In California, almost a full year after she and Miller had fulfilled their poetic mission, Ina Coolbrith was asked to write a commencement ode for the University of California graduating class. A clipping from Coolbrith’s scrapbook reports that on the day of the graduation, a party of alumni, wives, and invited guests would board the San Francisco ferry in the morning, cross the bay, and be met and escorted by “the battalion of University Cadets, and by all the military and fire companies of Oakland.” With the Berkeley campus not yet finished, the parade made its way to the Oakland campus.
That graduating class of five didn’t include women, but the University had begun admitting women the year before, and eight had enrolled. Overland Monthly reported that at the ceremony “the wives, sisters, and daughters of the alumni were not crowded back to the wall-seats, and quite out of the room…as on former occasions, but sat down as most welcome guests.”
Coolbrith was asked to deliver her ode, but she chose to have Reverend Horatio Stebbins read for her instead.
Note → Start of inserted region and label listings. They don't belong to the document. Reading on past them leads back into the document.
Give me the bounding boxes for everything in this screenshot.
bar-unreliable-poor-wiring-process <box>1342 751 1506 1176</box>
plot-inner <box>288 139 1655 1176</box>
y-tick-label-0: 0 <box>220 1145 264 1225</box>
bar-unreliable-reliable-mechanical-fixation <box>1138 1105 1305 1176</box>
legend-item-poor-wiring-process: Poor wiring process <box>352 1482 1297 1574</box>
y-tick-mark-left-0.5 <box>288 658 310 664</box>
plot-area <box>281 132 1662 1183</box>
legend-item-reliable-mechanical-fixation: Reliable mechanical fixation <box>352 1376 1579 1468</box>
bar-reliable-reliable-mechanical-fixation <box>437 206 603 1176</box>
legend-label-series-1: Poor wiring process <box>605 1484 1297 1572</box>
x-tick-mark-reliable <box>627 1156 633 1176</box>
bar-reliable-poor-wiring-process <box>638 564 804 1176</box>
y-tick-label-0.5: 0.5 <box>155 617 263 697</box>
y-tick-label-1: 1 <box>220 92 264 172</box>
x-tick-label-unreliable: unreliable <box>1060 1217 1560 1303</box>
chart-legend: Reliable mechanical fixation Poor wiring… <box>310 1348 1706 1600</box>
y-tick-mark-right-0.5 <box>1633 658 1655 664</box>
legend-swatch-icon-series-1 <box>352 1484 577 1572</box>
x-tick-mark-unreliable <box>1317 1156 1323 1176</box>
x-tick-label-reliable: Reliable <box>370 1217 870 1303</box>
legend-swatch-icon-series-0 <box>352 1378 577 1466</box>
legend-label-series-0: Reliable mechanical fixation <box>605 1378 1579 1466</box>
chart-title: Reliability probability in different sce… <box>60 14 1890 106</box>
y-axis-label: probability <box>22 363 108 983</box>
The poem was titled simply “California,” and in it she gave the state a voice:
Are not the fruit and vine
Fair on my hills, and in my vales
the rose?
The palm-tree and the pine
Strike hands together under the
same skies
In every wind that blows.
Reviewing the occasion, Ambrose Bierce wrote of Coolbrith’s poem: “There is not another person west of the Rocky Mountains—now that Joaquin Miller is gone away…that could have done better.”
Miller did not go away for good, however. Eventually both poets wound up living in Oakland—Miller in the hills and Coolbrith in the flats, where she worked as Oakland’s first public librarian. Buried in the files of the California History Room of today’s Oakland Public Library is a note written in 1953 by an elderly doctor who remembered waiting patiently at the loan desk as a young boy, while “Miss C.” and Joaquin Miller “stood apart and apparently read poetry to each other.”